Molti miei amici mi hanno chiesto in che modo fosse possibile installare le proprie applicazioni su ubuntu. Partendo dal fatto che Ubuntu è Linux (o meglio Gnu/Linux, ma di questo ne parlerò in un altro articolo) e che Linux non è necessariamente Ubuntu, devo dire che Ubuntu semplifica (e di molto) la vita a chi vuole usare i programmi che gli servono senza troppi sbattimenti. Di seguito vi descrivo come fare in maniera esaustiva:

Come prima cosa, dovete sapere che il sistema di installazione pacchetti (i programmi in Linux prendono il nome di pacchetti) di Ubuntu si può avviare da riga di comando, con il comando apt-get, o via interfaccia grafica (molto più comoda anche se magari con il terminale fate prima). Per avviare il gestore pacchetti Synaptic è sufficiente fare clic su Sistema -> Amministrazione -> Gestore pacchetti Synaptic. Una volta avviato il programma comparirà la seguente schermata:

ImagesTime.com - Free Images Hosting

Installare e rimuovere i programmi è un compito veramente semplice.

È possibile ricercare un programma (o un pacchetto) per nome tramite il pulsante «Cerca» (Fig.2) collocato nella barra degli strumenti o semplicemente con la combinazione di tasti Ctrl+f.

Fig.2: Pulsante per effettuare una ricerca

Fig.3: Finestra per effettuare la ricerca

All’interno della finestra principale, nella parte in alto a destra è possibile trovare un elenco di tutti i programmi installabili sul sistema.

Per installare un pacchetto, fare clic sul quadratino alla sua destra. Synaptic chiederà per che cosa marcare quel pacchetto, solitamente l’unica opzione disponibile per l’installazione è «Marca per l’installazione».

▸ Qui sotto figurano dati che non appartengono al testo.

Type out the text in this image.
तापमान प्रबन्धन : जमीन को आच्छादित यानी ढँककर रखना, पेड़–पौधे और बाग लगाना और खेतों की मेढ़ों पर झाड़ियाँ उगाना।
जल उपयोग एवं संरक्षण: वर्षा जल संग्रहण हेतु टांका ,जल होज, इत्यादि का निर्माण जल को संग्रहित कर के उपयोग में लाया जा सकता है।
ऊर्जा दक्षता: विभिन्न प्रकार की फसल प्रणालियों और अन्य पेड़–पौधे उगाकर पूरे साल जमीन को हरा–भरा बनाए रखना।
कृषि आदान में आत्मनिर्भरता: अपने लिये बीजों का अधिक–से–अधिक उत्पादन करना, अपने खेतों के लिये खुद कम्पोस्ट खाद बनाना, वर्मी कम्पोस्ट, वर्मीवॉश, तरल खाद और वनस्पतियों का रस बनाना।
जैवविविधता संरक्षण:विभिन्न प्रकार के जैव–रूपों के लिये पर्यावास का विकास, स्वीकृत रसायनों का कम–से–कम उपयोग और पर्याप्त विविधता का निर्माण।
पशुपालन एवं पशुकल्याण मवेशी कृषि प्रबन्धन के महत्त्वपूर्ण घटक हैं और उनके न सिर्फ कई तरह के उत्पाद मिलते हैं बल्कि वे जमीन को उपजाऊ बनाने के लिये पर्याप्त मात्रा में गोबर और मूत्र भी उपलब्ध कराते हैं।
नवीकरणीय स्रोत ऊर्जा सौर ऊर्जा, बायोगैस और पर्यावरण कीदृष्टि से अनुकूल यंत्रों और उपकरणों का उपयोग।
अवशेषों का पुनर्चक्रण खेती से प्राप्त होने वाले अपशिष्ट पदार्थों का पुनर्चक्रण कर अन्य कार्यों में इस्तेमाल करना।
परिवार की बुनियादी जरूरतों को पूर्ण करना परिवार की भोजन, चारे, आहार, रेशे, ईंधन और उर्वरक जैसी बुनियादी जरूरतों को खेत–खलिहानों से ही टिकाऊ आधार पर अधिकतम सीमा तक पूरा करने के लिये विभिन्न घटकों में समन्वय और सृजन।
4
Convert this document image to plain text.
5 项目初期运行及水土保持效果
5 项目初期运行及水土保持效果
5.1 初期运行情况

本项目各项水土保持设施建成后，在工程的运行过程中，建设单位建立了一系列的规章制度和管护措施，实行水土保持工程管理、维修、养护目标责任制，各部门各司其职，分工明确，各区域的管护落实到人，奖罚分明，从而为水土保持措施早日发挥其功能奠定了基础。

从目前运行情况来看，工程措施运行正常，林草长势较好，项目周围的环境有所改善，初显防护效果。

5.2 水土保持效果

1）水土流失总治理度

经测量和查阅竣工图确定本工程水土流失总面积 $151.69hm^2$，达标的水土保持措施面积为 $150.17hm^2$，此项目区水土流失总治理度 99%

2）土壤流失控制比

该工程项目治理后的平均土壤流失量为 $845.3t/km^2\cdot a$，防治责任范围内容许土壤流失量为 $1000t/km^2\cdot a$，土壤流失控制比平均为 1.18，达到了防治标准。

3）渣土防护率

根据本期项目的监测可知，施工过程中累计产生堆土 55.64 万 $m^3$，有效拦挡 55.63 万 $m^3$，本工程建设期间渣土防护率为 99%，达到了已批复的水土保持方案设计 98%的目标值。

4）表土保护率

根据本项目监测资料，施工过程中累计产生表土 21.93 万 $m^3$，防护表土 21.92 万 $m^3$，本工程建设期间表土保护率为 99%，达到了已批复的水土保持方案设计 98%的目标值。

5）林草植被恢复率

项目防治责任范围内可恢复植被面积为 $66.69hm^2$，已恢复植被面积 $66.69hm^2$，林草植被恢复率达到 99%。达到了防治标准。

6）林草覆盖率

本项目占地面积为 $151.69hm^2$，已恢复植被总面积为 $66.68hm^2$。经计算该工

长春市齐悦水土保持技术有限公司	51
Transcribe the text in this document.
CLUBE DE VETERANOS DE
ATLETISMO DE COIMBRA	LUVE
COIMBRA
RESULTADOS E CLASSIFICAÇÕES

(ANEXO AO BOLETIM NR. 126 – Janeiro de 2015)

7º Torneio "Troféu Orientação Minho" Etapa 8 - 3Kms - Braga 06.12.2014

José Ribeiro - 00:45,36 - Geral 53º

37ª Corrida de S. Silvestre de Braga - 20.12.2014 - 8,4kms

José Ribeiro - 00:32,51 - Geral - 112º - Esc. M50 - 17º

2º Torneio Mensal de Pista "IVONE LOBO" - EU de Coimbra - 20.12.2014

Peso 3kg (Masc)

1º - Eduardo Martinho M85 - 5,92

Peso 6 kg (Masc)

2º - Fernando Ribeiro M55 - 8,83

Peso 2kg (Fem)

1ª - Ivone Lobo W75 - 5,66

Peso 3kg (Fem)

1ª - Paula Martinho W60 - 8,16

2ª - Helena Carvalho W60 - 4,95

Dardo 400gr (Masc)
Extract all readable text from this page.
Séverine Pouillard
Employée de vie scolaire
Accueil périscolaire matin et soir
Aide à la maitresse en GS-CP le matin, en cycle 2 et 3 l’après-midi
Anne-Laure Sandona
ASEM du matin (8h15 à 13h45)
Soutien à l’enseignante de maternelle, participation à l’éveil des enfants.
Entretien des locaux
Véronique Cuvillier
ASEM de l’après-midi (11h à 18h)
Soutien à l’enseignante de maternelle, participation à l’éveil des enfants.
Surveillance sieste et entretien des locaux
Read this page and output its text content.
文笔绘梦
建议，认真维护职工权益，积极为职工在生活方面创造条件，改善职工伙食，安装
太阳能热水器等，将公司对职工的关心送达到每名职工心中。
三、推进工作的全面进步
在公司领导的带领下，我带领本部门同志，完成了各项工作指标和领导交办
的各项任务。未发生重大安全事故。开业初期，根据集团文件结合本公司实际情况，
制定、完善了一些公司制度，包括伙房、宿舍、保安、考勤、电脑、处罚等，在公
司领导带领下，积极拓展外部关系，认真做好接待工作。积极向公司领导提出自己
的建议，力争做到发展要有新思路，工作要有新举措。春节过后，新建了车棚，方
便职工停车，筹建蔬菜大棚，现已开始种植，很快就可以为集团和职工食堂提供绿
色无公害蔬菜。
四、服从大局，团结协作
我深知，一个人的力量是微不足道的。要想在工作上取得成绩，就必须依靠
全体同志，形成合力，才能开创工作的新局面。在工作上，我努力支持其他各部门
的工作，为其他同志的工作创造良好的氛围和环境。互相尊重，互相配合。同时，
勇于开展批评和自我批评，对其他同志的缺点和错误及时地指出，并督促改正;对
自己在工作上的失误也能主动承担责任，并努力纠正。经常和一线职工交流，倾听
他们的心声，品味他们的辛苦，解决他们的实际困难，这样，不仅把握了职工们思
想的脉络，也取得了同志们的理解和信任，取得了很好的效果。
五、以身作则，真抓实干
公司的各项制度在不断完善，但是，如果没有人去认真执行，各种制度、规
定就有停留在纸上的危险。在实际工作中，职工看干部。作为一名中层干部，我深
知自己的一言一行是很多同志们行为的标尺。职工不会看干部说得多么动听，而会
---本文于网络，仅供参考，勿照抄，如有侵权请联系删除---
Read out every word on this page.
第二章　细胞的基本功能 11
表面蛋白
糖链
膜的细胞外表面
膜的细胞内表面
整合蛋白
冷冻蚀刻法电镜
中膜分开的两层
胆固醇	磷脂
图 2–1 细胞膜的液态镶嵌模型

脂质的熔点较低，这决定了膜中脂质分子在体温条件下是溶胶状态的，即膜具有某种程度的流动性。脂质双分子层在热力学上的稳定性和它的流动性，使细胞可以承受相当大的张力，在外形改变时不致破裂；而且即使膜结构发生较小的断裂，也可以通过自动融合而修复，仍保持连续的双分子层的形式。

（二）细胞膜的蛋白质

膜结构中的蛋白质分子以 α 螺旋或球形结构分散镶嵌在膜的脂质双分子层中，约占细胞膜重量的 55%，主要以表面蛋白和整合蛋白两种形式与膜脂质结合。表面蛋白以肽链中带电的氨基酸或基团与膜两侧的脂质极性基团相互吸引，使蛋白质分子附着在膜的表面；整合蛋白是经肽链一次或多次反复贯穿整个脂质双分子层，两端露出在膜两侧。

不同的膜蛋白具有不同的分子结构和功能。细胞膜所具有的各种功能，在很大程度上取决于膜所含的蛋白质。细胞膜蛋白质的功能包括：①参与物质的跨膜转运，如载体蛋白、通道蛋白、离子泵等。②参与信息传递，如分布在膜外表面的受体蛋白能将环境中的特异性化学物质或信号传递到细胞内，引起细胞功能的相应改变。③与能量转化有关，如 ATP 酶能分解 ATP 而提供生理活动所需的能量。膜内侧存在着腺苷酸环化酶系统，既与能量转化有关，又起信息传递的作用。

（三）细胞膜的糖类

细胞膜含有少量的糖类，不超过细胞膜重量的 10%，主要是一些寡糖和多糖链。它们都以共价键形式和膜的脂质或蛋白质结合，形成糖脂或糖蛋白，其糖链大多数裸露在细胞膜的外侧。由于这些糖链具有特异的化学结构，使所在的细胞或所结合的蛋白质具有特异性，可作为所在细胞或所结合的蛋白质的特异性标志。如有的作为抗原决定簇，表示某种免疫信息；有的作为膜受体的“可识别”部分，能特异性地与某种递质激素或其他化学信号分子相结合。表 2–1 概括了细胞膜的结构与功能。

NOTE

Nell’eventualità che il pacchetto selezionato necessiti di ulteriori pacchetti da installare, per risolvere le cosiddette dipendenze, Synaptic avvertirà quali siano i pacchetti necessari e chiederà se marcare anche questi oppure no. Nel caso di risposta negativa, il pacchetto selezionato non verrà installato.

Per rimuovere un pacchetto, fare clic sul destro sul programma (i programmi installati sono segnati con un quadratino verde) e cliccate su «Marca per rimozione» oppure su «Marca per rimozione completa» (per eliminare anche le librerie non più necessarie e i programmi con dipendenze non più soddisfatte).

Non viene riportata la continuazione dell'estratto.